Different scents may have even been used along the maze to tell the current time by a whiff. And there were even incense alarm clocks where the incense would burn through strings and drop metal balls into a bowl to sound the alarm.
Incense timers were used in China into the 21st century by coal miners to guage the length of time spent underground.
From JSTOR Daily:
According to historian Andrew B. Liu, incense had been used to measure time since at least the sixth century, when the poet Yu Jianwu wrote:
By burning incense [we] know the o'clock of the night,
With graduated candle [we] confirm the tally of the watch.

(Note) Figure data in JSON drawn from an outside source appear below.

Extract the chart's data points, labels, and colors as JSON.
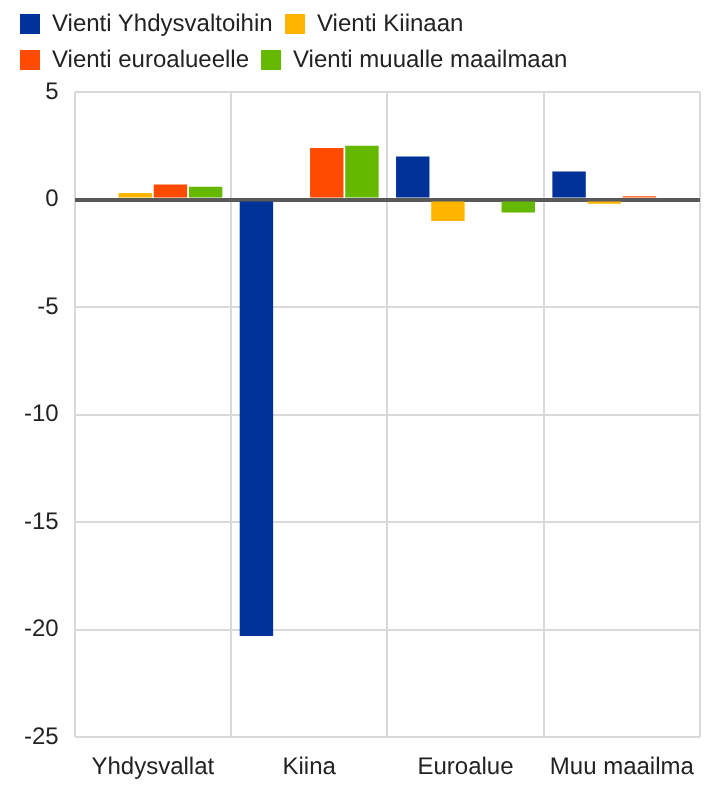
{
  "chart_data": {
    "type": "bar",
    "categories": [
      "Yhdysvallat",
      "Kiina",
      "Euroalue",
      "Muu maailma"
    ],
    "series": [
      {
        "name": "Vienti Yhdysvaltoihin",
        "color": "#003299",
        "values": [
          0,
          -20.3,
          2.0,
          1.3
        ]
      },
      {
        "name": "Vienti Kiinaan",
        "color": "#ffb400",
        "values": [
          0.3,
          0,
          -1.0,
          -0.2
        ]
      },
      {
        "name": "Vienti euroalueelle",
        "color": "#ff4b00",
        "values": [
          0.7,
          2.4,
          0,
          0.15
        ]
      },
      {
        "name": "Vienti muualle maailmaan",
        "color": "#65b800",
        "values": [
          0.6,
          2.5,
          -0.6,
          0.1
        ]
      }
    ],
    "ylim": [
      -25,
      5
    ],
    "yticks": [
      -25,
      -20,
      -15,
      -10,
      -5,
      0,
      5
    ],
    "grid": true,
    "legend": "top left"
  }
}
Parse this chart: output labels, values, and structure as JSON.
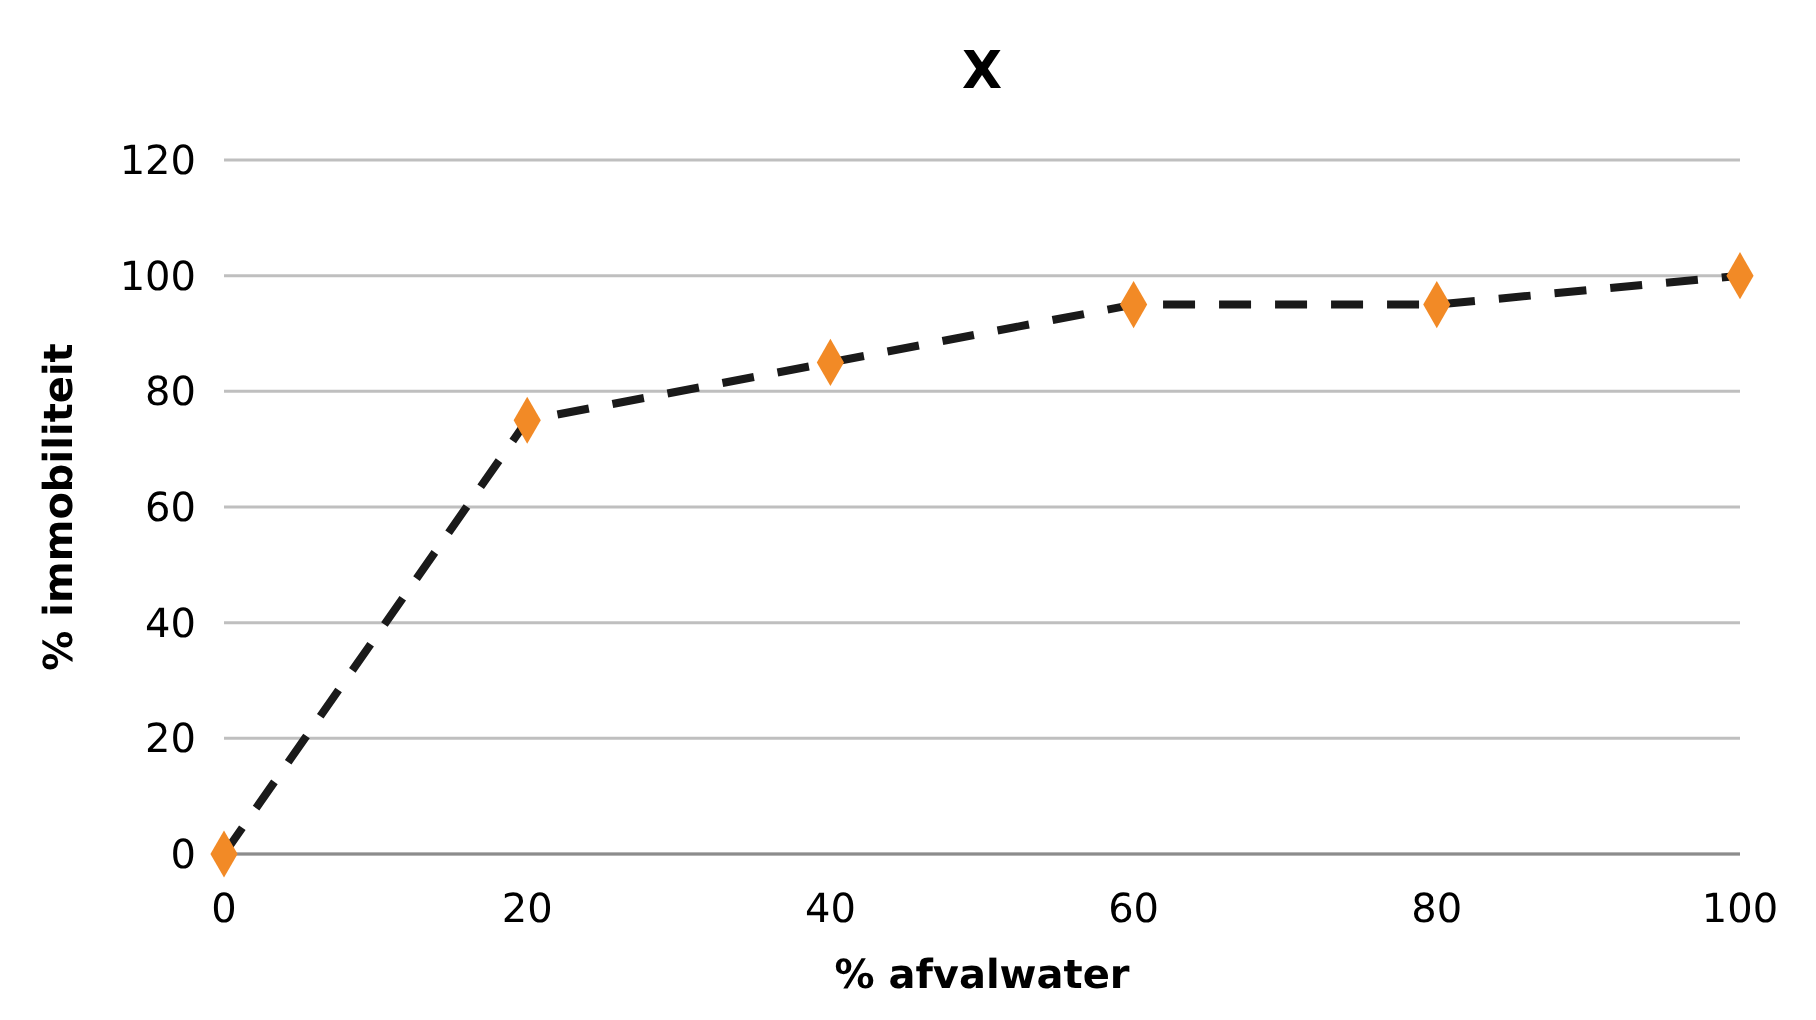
{
  "chart_data": {
    "type": "line",
    "title": "X",
    "xlabel": "% afvalwater",
    "ylabel": "% immobiliteit",
    "x": [
      0,
      20,
      40,
      60,
      80,
      100
    ],
    "series": [
      {
        "color": "#1a1a1a",
        "marker": "none",
        "line_style": "dashed",
        "values": [
          0,
          75,
          85,
          95,
          95,
          100
        ]
      },
      {
        "type": "scatter",
        "color": "#f28a26",
        "marker": "diamond",
        "values": [
          0,
          75,
          85,
          95,
          95,
          100
        ]
      }
    ],
    "xlim": [
      0,
      100
    ],
    "xticks": [
      0,
      20,
      40,
      60,
      80,
      100
    ],
    "ylim": [
      0,
      120
    ],
    "yticks": [
      0,
      20,
      40,
      60,
      80,
      100,
      120
    ],
    "grid": "y"
  }
}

The incense clock takes the basic concept—timing by combustion—and elevates it to a new level of gorgeous complexity. Examining the example held by the Science Museum, I was struck by its diminutive size: no larger than a coffee mug. Yet its small compartments are carefully packed with everything it needs to operate. In the bottom tray, you'll find a bite-sized shovel and damper; above that, a pan of wood ashes for laying out the incense trail; then, stacked on top, an array of stencils for laying out the labyrinths. As Silvio Bedini, historian of scientific instruments, explains in his extensive study of the use of fire and incense for time measurement in China and Japan, the variety allows for seasonal variation: longer paths to be burned through the endless winter nights, while shorter ones serve for summer.